You know
I was talking to my friend that works in the plumbing business
He said that the company Koehler spent billions of dollars developing new technology that would use only 1 gallon of water when a toilet is flushed verses the traditional 6 gallons used in the past. The water would sink straight down without the swirl effect but it cleaned toilet bowels more effectively than the swirl flush did in the past and used less water therefore conserving and cleaning better than all traditional toilet bowls in the past.
Sounds great.
The problem is consumers didn’t believe their toilet bowls were effectively cleaned better than the previous obsolete method using six times more water because the swirl action was missing.
Mind you the swirl is outdated and doesn’t clean the bowels better than the straight flush. Consumers perception was skewed, as a result Koehler spent more money on technology that would in fact produce that swirl while flushing and still only use one gallon of water. Mind you this new way did not clean toilet bowls better than the initial way, but perception is greater than reality in the minds of consumers.
Even though in reality if one way is better if consumers don’t realize it they’d much rather prefer a more inferior method.

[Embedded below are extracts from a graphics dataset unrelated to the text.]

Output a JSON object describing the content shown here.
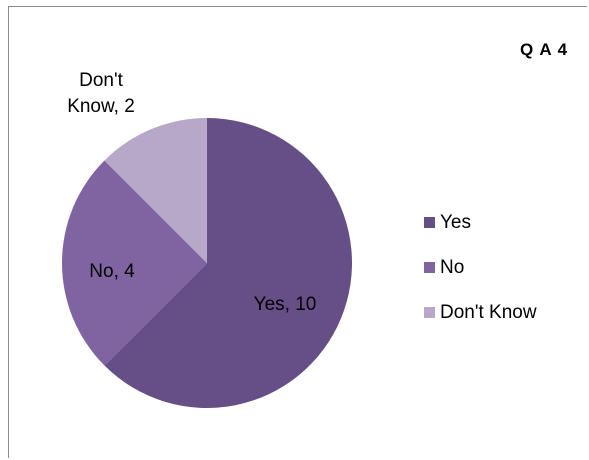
{
  "chart_data": {
    "type": "pie",
    "title": "Q A 4",
    "categories": [
      "Yes",
      "No",
      "Don't Know"
    ],
    "values": [
      10,
      4,
      2
    ],
    "colors": [
      "#664e86",
      "#8064a2",
      "#b7a8ca"
    ],
    "data_labels": [
      "Yes, 10",
      "No, 4",
      "Don't Know, 2"
    ],
    "legend": {
      "position": "right",
      "entries": [
        "Yes",
        "No",
        "Don't Know"
      ]
    }
  }
}
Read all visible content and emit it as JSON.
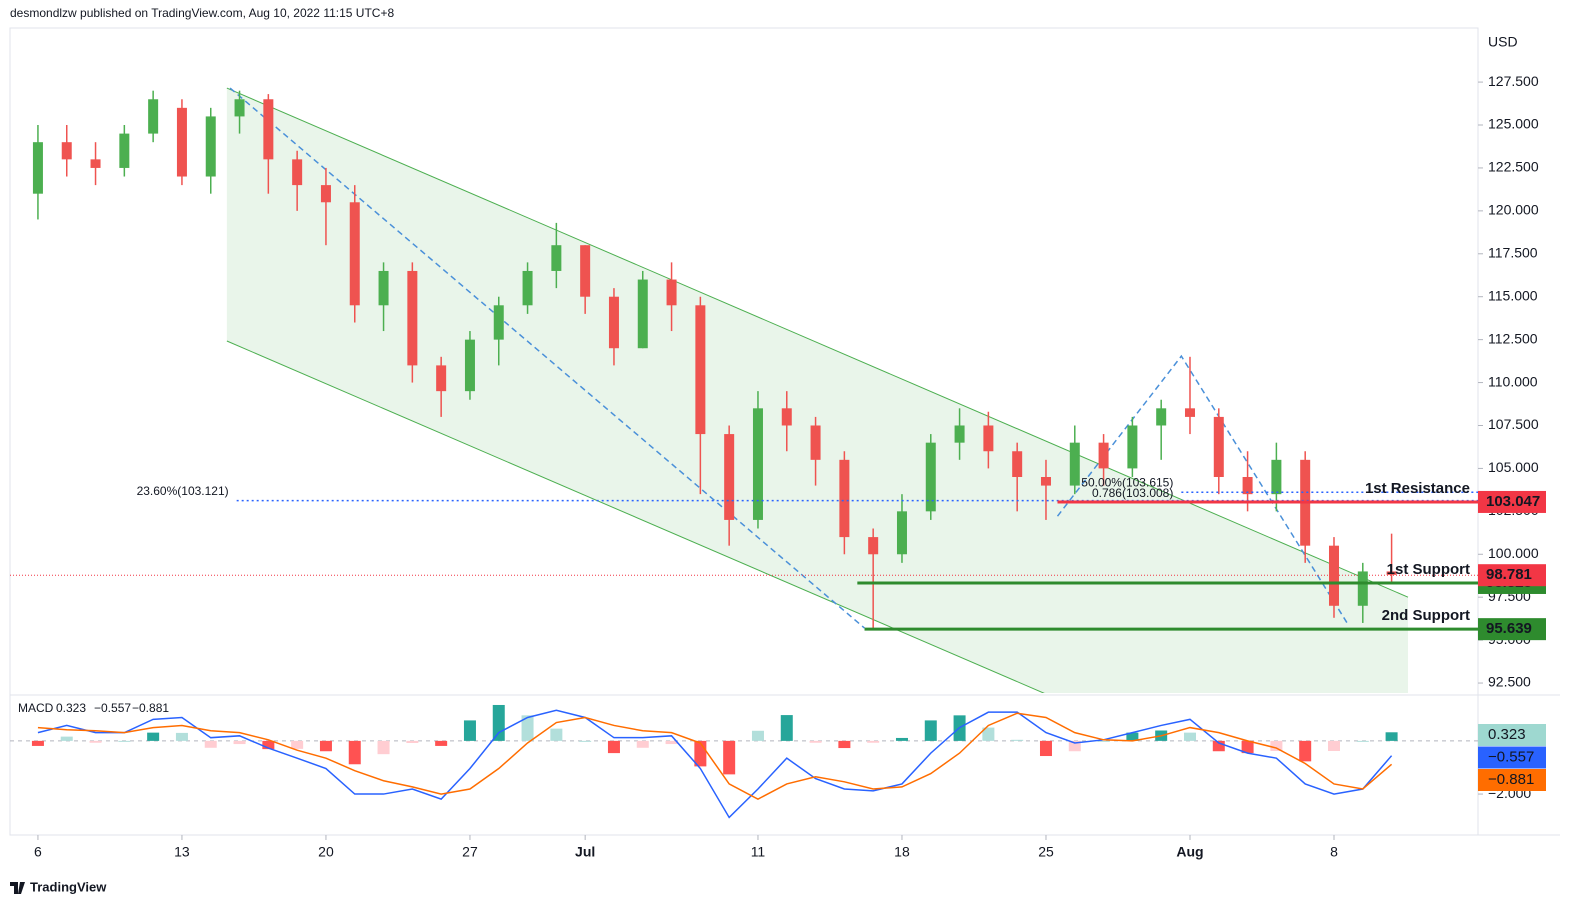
{
  "header": "desmondlzw published on TradingView.com, Aug 10, 2022 11:15 UTC+8",
  "footer": "TradingView",
  "chart_data": [
    {
      "type": "candlestick",
      "currency": "USD",
      "x": [
        0,
        1,
        2,
        3,
        4,
        5,
        6,
        7,
        8,
        9,
        10,
        11,
        12,
        13,
        14,
        15,
        16,
        17,
        18,
        19,
        20,
        21,
        22,
        23,
        24,
        25,
        26,
        27,
        28,
        29,
        30,
        31,
        32,
        33,
        34,
        35,
        36,
        37,
        38,
        39,
        40,
        41,
        42,
        43,
        44,
        45,
        46,
        47
      ],
      "open": [
        121,
        124,
        123,
        122.5,
        124.5,
        126,
        122,
        125.5,
        126.5,
        123,
        121.5,
        120.5,
        114.5,
        116.5,
        111,
        109.5,
        112.5,
        114.5,
        116.5,
        118,
        115,
        112,
        116,
        114.5,
        107,
        102,
        108.5,
        107.5,
        105.5,
        101,
        100,
        102.5,
        106.5,
        107.5,
        106,
        104.5,
        104,
        106.5,
        105,
        107.5,
        108.5,
        108,
        104.5,
        103.5,
        105.5,
        100.5,
        97,
        99
      ],
      "high": [
        125,
        125,
        124,
        125,
        127,
        126.5,
        126,
        127,
        126.8,
        123.5,
        122.5,
        121.5,
        117,
        117,
        111.5,
        113,
        115,
        117,
        119.3,
        118,
        115.5,
        116.5,
        117,
        115,
        107.5,
        109.5,
        109.5,
        108,
        106,
        101.5,
        103.5,
        107,
        108.5,
        108.3,
        106.5,
        105.5,
        107.5,
        107,
        108,
        109,
        111.5,
        108.5,
        106,
        106.5,
        106,
        101,
        99.5,
        101.2
      ],
      "low": [
        119.5,
        122,
        121.5,
        122,
        124,
        121.5,
        121,
        124.5,
        121,
        120,
        118,
        113.5,
        113,
        110,
        108,
        109,
        111,
        114,
        115.5,
        114,
        111,
        112,
        113,
        103.5,
        100.5,
        101.5,
        106,
        104,
        100,
        95.6,
        99.5,
        102,
        105.5,
        105,
        102.5,
        102,
        103.5,
        104,
        104.5,
        105.5,
        107,
        103.5,
        102.5,
        102.5,
        99.5,
        96.3,
        96,
        98.3
      ],
      "close": [
        124,
        123,
        122.5,
        124.5,
        126.5,
        122,
        125.5,
        126.5,
        123,
        121.5,
        120.5,
        114.5,
        116.5,
        111,
        109.5,
        112.5,
        114.5,
        116.5,
        118,
        115,
        112,
        116,
        114.5,
        107,
        102,
        108.5,
        107.5,
        105.5,
        101,
        100,
        102.5,
        106.5,
        107.5,
        106,
        104.5,
        104,
        106.5,
        105,
        107.5,
        108.5,
        108,
        104.5,
        103.5,
        105.5,
        100.5,
        97,
        99,
        98.8
      ],
      "up_color": "#4caf50",
      "down_color": "#ef5350",
      "xlim": [
        -0.97,
        50
      ],
      "xticks": [
        {
          "value": 0,
          "label": "6"
        },
        {
          "value": 5,
          "label": "13"
        },
        {
          "value": 10,
          "label": "20"
        },
        {
          "value": 15,
          "label": "27"
        },
        {
          "value": 19,
          "label": "Jul"
        },
        {
          "value": 25,
          "label": "11"
        },
        {
          "value": 30,
          "label": "18"
        },
        {
          "value": 35,
          "label": "25"
        },
        {
          "value": 40,
          "label": "Aug"
        },
        {
          "value": 45,
          "label": "8"
        }
      ],
      "ylim": [
        91.92,
        130.65
      ],
      "yticks": [
        {
          "value": 92.5,
          "label": "92.500"
        },
        {
          "value": 95,
          "label": "95.000"
        },
        {
          "value": 97.5,
          "label": "97.500"
        },
        {
          "value": 100,
          "label": "100.000"
        },
        {
          "value": 102.5,
          "label": "102.500"
        },
        {
          "value": 105,
          "label": "105.000"
        },
        {
          "value": 107.5,
          "label": "107.500"
        },
        {
          "value": 110,
          "label": "110.000"
        },
        {
          "value": 112.5,
          "label": "112.500"
        },
        {
          "value": 115,
          "label": "115.000"
        },
        {
          "value": 117.5,
          "label": "117.500"
        },
        {
          "value": 120,
          "label": "120.000"
        },
        {
          "value": 122.5,
          "label": "122.500"
        },
        {
          "value": 125,
          "label": "125.000"
        },
        {
          "value": 127.5,
          "label": "127.500"
        }
      ],
      "channel": {
        "x": [
          6.56,
          47.57
        ],
        "upper": [
          127.15,
          97.5
        ],
        "lower": [
          112.42,
          82.77
        ],
        "color": "#4caf50"
      },
      "trendlines": [
        {
          "x": [
            6.67,
            28.7
          ],
          "y": [
            127.15,
            95.7
          ],
          "color": "#4a90d9"
        },
        {
          "x": [
            35.4,
            39.7,
            45.5
          ],
          "y": [
            102.22,
            111.54,
            95.88
          ],
          "color": "#4a90d9"
        }
      ],
      "levels": [
        {
          "value": 103.121,
          "label": "23.60%(103.121)",
          "from": 6.9,
          "style": "dotted",
          "color": "#2962ff",
          "label_pos": "left"
        },
        {
          "value": 103.615,
          "label": "50.00%(103.615)",
          "from": 39.7,
          "style": "dotted",
          "color": "#2962ff",
          "label_pos": "left"
        },
        {
          "value": 103.008,
          "label": "0.786(103.008)",
          "from": 39.7,
          "style": "dotted",
          "color": "#2962ff",
          "label_pos": "left"
        },
        {
          "value": 103.047,
          "label": "1st Resistance",
          "from": 35.4,
          "style": "solid",
          "color": "#f23645",
          "label_pos": "right",
          "axis_label": true
        },
        {
          "value": 98.328,
          "label": "1st Support",
          "from": 28.45,
          "style": "solid",
          "color": "#2e8b2e",
          "label_pos": "right",
          "axis_label": true
        },
        {
          "value": 95.639,
          "label": "2nd Support",
          "from": 28.7,
          "style": "solid",
          "color": "#2e8b2e",
          "label_pos": "right",
          "axis_label": true
        }
      ],
      "last_price": 98.781,
      "last_price_color": "#f23645"
    },
    {
      "type": "macd",
      "title": "MACD",
      "ylim": [
        -3.54,
        1.65
      ],
      "yticks": [
        {
          "value": -2,
          "label": "−2.000"
        }
      ],
      "hist_colors": [
        "#26a69a",
        "#b2dfdb",
        "#ff5252",
        "#ffcdd2"
      ],
      "series": [
        {
          "color": "#9ed8d0",
          "last_label": "0.323",
          "values": [
            -0.19,
            0.16,
            -0.07,
            0,
            0.31,
            0.3,
            -0.26,
            -0.12,
            -0.31,
            -0.3,
            -0.39,
            -0.88,
            -0.5,
            -0.08,
            -0.19,
            0.77,
            1.35,
            0.96,
            0.46,
            0,
            -0.46,
            -0.26,
            -0.12,
            -0.96,
            -1.26,
            0.38,
            0.97,
            -0.07,
            -0.27,
            -0.07,
            0.11,
            0.77,
            0.96,
            0.5,
            0.04,
            -0.57,
            -0.39,
            0,
            0.31,
            0.39,
            0.31,
            -0.39,
            -0.46,
            -0.38,
            -0.77,
            -0.38,
            0,
            0.323
          ]
        },
        {
          "color": "#2962ff",
          "last_label": "−0.557",
          "values": [
            0.31,
            0.58,
            0.31,
            0.31,
            0.81,
            0.88,
            0.12,
            0.19,
            -0.27,
            -0.65,
            -1.04,
            -2,
            -2,
            -1.81,
            -2.19,
            -1.04,
            0.31,
            0.88,
            1.15,
            0.88,
            0.12,
            0.12,
            0.19,
            -1.04,
            -2.88,
            -1.81,
            -0.65,
            -1.42,
            -1.81,
            -1.88,
            -1.62,
            -0.46,
            0.5,
            1.08,
            1.08,
            0.31,
            -0.08,
            0.04,
            0.31,
            0.58,
            0.81,
            -0.08,
            -0.46,
            -0.65,
            -1.62,
            -2,
            -1.81,
            -0.557
          ]
        },
        {
          "color": "#ff6d00",
          "last_label": "−0.881",
          "values": [
            0.5,
            0.42,
            0.38,
            0.31,
            0.5,
            0.58,
            0.38,
            0.31,
            0.04,
            -0.35,
            -0.65,
            -1.12,
            -1.5,
            -1.73,
            -2,
            -1.81,
            -1.04,
            -0.08,
            0.69,
            0.88,
            0.58,
            0.38,
            0.31,
            -0.08,
            -1.62,
            -2.19,
            -1.62,
            -1.35,
            -1.54,
            -1.81,
            -1.73,
            -1.23,
            -0.46,
            0.58,
            1.04,
            0.88,
            0.31,
            0.04,
            0,
            0.19,
            0.5,
            0.31,
            0,
            -0.27,
            -0.85,
            -1.62,
            -1.81,
            -0.881
          ]
        }
      ]
    }
  ]
}
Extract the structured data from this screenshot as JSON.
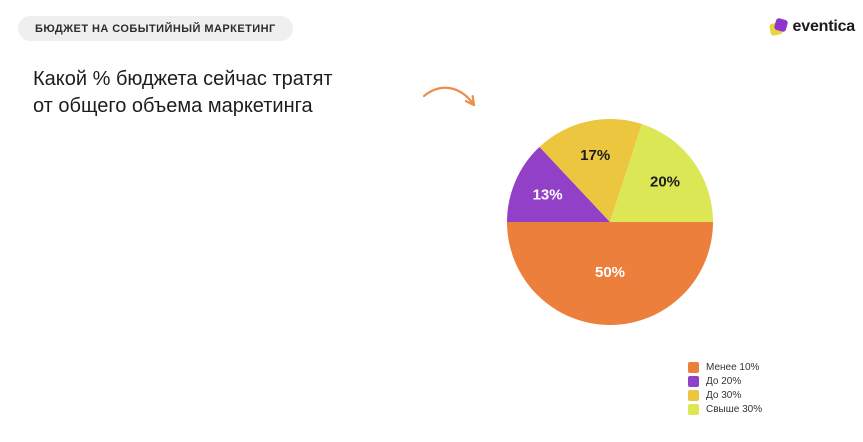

It’s frivolous to debate with consumers no matter the logic.
I noticed the same is true for a lot of industries. For instance Sideshow
They could develop a resin more resilient and durable than any method they’d use before however it seems like the loudest audience would scream “cheap” because they perceive the material to be lighter in weight therefore the quality must be worse when in fact it does the job much better.
Perception shouldn’t trump reality but it does in business these days.